Леонард был искренне рад ее видеть.

— Минула уже целая вечность, как мы с вами виделись в последний раз, дорогая моя, — игриво заявил он. — Диана передала мне, что вы неважно себя чувствуете. Но теперь, надеюсь, вы в порядке?

— В полном, — пропела в ответ Ванесса.

— Вы и впрямь выглядите просто чудесно. — И Леонард сопроводил свой комплимент легким поклоном. — И короткая стрижка вам очень идет, если мне будет позволено сказать вам об этом.

— Благодарю вас. — Ванесса скромно потупилась.

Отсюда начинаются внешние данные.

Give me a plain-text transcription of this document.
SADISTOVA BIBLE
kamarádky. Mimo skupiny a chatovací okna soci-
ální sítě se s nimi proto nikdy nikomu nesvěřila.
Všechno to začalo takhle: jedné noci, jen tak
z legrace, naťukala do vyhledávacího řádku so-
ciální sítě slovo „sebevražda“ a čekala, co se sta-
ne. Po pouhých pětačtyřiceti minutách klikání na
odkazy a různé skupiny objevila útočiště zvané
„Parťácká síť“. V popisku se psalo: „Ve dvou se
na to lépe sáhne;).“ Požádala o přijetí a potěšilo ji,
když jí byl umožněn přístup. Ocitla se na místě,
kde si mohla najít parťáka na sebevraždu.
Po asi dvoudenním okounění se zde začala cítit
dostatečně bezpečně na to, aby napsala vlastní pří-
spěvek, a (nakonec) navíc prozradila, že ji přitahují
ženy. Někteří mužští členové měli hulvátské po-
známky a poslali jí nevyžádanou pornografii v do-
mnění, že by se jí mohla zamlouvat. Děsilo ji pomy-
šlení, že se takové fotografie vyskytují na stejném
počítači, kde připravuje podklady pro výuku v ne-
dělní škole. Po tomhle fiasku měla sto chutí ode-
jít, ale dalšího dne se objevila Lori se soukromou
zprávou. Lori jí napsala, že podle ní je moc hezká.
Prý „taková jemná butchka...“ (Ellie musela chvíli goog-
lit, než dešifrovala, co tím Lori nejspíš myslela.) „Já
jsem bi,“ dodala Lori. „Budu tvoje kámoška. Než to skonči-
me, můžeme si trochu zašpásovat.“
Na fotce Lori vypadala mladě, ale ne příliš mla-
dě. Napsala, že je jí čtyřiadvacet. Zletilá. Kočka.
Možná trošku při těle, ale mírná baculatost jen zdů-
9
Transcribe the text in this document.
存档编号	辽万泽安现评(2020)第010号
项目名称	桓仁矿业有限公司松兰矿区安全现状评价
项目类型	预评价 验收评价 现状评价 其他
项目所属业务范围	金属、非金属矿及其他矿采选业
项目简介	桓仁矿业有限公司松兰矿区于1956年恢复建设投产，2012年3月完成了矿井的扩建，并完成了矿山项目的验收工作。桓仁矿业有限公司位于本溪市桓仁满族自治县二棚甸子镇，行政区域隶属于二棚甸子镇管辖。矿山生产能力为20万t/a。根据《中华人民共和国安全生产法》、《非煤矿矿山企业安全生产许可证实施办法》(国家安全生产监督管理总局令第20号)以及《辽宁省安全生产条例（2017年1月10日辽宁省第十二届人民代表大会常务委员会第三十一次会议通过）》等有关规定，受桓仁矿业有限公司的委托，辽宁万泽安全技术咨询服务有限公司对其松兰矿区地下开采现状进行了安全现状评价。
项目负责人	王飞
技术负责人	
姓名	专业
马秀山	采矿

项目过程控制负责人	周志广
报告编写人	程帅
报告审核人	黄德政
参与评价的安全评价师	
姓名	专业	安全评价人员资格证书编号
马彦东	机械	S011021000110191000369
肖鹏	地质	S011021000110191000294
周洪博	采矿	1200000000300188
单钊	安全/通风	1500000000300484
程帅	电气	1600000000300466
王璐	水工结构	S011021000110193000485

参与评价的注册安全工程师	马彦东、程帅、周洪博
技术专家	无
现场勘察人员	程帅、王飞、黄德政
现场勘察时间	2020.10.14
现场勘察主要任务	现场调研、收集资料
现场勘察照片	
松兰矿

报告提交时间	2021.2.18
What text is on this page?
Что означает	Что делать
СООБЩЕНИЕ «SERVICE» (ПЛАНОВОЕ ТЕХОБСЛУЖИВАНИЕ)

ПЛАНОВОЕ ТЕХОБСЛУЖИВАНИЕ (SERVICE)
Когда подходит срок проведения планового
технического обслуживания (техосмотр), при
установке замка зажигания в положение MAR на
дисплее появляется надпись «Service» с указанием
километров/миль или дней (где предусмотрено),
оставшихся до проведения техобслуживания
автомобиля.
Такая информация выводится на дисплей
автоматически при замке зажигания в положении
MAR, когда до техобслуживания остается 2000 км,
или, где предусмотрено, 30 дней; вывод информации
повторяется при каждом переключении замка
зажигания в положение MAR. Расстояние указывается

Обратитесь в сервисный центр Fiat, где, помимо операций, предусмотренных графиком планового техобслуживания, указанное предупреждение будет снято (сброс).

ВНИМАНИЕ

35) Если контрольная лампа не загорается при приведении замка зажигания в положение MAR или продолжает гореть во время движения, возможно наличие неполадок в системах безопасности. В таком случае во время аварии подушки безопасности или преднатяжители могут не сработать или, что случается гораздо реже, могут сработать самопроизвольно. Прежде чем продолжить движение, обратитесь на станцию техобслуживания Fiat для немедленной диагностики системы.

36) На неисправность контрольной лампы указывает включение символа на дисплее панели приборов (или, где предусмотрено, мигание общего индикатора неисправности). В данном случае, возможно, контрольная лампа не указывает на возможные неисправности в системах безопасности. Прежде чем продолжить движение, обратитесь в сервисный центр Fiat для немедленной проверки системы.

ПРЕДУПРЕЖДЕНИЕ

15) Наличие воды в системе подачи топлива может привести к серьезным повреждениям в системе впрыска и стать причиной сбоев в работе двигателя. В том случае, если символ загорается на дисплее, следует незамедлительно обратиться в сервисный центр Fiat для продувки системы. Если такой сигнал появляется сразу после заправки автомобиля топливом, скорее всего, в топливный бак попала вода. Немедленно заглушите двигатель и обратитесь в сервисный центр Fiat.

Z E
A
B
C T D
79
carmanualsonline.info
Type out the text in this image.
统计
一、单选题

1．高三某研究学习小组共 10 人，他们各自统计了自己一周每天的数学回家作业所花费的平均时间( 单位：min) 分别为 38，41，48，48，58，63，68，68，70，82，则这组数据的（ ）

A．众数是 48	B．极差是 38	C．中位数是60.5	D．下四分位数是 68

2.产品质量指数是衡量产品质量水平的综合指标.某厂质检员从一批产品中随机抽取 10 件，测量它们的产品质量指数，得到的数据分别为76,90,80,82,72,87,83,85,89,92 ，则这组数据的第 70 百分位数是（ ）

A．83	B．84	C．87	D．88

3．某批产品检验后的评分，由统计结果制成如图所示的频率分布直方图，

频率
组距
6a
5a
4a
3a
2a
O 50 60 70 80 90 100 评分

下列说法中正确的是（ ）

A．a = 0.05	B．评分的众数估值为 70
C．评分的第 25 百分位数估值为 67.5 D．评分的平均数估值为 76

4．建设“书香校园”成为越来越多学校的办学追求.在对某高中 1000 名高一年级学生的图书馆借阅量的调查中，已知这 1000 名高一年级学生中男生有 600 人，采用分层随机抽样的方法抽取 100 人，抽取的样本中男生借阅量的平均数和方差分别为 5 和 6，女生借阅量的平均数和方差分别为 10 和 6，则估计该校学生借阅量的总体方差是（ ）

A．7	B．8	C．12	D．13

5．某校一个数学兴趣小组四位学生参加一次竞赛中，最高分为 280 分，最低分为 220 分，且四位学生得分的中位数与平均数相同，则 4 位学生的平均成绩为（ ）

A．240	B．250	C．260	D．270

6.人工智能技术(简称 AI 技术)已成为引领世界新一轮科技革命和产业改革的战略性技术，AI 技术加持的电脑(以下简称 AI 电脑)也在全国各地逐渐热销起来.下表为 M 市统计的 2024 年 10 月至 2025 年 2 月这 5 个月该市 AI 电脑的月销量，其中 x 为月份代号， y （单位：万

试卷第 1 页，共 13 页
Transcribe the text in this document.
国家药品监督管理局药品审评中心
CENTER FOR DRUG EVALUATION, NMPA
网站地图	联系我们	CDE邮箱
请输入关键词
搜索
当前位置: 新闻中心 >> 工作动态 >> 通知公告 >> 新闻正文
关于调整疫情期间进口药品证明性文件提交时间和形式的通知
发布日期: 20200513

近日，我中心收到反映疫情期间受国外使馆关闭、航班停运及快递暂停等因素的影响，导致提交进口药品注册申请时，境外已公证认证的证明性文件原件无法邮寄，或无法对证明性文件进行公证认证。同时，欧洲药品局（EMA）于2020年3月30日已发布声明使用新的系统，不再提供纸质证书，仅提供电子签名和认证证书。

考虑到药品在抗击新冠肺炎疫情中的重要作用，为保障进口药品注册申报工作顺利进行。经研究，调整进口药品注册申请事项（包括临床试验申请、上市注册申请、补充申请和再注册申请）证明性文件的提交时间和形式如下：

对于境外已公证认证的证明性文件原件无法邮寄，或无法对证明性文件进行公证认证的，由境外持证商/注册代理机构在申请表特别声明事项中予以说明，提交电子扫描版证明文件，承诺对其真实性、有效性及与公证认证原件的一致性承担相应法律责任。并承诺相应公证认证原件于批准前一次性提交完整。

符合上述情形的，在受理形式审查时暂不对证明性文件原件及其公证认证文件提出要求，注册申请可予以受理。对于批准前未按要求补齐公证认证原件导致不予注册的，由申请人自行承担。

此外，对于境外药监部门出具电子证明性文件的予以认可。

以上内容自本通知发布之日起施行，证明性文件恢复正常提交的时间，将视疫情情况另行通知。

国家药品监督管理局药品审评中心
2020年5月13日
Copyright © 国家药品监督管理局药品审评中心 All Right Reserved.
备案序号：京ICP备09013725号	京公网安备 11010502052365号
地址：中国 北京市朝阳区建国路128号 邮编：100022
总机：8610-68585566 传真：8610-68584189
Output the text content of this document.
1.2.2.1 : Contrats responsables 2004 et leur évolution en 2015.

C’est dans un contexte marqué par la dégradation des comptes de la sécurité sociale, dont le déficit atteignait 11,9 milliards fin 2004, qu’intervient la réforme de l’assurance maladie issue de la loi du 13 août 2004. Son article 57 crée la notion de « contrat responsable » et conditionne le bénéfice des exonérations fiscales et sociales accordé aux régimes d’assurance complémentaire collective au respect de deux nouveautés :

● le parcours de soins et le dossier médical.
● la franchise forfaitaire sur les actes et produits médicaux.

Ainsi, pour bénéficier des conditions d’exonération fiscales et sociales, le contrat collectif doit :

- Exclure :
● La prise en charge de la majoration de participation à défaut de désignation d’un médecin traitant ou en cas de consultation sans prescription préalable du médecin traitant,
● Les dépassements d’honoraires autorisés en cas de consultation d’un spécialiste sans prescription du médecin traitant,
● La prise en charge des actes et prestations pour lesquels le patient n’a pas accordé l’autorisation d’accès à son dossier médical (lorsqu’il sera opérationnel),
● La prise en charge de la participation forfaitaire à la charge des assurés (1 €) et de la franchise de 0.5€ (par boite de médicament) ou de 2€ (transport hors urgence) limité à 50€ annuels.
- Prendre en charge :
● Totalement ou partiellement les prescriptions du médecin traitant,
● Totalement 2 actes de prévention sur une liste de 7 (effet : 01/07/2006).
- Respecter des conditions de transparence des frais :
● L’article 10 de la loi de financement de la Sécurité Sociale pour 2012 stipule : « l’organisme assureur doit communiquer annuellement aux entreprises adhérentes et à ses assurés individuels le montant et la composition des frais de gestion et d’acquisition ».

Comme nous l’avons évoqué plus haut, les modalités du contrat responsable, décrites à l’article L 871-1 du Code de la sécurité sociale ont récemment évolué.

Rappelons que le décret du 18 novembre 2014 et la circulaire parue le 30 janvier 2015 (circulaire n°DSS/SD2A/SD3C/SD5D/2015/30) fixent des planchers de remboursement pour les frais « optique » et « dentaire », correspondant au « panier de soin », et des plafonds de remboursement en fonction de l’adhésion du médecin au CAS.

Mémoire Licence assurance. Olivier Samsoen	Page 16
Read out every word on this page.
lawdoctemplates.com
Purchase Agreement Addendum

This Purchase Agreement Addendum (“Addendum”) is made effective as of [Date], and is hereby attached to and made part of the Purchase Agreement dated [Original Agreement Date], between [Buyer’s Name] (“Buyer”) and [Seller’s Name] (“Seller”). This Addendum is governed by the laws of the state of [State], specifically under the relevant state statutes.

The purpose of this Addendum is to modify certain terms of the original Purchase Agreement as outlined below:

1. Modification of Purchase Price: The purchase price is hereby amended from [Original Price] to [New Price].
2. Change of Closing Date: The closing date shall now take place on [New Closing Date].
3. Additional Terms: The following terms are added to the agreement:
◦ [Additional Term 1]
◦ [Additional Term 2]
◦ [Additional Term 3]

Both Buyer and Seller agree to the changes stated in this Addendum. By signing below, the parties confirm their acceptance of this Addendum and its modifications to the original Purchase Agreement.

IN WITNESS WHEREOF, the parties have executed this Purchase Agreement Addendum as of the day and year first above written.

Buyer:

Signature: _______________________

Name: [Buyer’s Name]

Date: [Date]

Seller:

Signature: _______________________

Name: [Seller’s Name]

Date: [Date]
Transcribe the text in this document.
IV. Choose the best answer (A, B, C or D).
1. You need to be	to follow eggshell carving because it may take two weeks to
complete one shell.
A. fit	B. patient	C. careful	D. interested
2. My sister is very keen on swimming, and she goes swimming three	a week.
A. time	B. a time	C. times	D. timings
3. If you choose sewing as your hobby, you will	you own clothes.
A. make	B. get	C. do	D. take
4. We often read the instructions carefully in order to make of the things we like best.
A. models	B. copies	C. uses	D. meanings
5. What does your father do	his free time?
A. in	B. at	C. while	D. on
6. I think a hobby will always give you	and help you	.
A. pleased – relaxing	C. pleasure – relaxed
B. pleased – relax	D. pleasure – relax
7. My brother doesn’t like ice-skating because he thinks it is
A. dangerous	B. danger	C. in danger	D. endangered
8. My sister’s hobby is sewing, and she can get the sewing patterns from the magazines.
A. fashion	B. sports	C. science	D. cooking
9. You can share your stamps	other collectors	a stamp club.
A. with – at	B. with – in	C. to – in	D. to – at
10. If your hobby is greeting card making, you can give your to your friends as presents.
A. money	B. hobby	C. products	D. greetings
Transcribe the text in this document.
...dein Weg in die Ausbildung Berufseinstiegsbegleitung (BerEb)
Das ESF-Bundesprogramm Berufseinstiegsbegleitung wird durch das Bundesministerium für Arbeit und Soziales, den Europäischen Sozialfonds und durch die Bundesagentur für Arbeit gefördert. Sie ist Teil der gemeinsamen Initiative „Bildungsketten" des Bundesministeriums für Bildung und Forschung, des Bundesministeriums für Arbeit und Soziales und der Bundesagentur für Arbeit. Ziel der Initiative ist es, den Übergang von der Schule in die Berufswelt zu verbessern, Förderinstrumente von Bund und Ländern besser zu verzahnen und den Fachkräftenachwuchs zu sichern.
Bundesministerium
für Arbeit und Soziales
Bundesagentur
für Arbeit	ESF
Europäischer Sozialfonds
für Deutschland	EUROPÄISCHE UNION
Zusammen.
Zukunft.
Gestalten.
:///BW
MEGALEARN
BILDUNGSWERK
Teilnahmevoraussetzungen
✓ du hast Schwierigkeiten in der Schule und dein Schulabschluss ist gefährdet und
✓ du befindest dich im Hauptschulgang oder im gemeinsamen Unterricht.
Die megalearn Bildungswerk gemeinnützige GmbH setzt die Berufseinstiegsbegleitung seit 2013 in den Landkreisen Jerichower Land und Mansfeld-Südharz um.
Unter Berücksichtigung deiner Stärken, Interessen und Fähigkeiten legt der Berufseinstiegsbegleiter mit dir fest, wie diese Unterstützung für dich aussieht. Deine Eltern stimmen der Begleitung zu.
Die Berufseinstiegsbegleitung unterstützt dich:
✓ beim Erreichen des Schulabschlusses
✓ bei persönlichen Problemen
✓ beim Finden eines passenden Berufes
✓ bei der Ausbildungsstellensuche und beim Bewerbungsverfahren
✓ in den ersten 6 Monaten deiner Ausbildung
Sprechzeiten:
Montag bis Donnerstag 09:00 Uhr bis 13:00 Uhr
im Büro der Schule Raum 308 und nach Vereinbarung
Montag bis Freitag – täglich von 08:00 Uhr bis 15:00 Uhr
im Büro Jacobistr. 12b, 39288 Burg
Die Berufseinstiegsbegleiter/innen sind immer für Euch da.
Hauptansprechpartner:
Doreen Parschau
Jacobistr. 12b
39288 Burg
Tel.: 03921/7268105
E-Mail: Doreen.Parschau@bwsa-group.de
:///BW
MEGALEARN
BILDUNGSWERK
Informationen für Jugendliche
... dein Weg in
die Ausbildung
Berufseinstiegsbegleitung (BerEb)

На днях Диана вновь подправила ей прическу, которая теперь выглядела так, словно Ванесса побывала в первоклассной парикмахерской, во всяком случае именно в этом они уверили друг друга.

— Мне кажется или вы еще и похудели?

— О, совсем немного. — Ванесса не могла припомнить, какие еще слова могли бы доставить ей удовольствие, которое она испытывала сейчас. Даже когда Уильям сделал ей предложение, она и то не радовалась так, хотя по прошествии некоторого времени решила, что это она сделала ему предложение. — Вчера я написала картину, — гордо сообщила она Леонарду.

— В самом деле? — Старичок выглядел пораженным до глубины души. — Вы не станете возражать, если я зайду к вам на днях, чтобы взглянуть на нее?

— Ничуть. Я назвала ее «Дерево».

Ванесса объяснила Леонарду, для чего пожаловала к нему в магазин, и тот посоветовал ей купить доску вместо холста.

— На досках наклеен слой хлопчатобумажного полотна, и производят их настоящие мастера, компания «Винзор и Ньютон», а стоят они всего ничего. Кстати, мольберт вы предпочитаете складной или какой-нибудь еще?

— Что вы имеете в виду, говоря «какой-нибудь еще»?

— Тот, который складывается в вертикальном положении, в отличие от тех, что раскладываются горизонтально, превращаясь во что-то вроде квадратной табуретки. Вертикальные мольберты — их еще называют станковыми — были у всех великих мастеров. Они выглядят намного более величественно и роскошно. Если хотите, такой мольберт — отличительный признак настоящего художника. Не могу представить себе, чтобы наша королева согласилась принять портрет от какого-нибудь художника, написанный на обычном складном треножнике, — напыщенно заявил он.

— В таком случае я возьму королевский. Станковый. Тот, который складывается вертикально.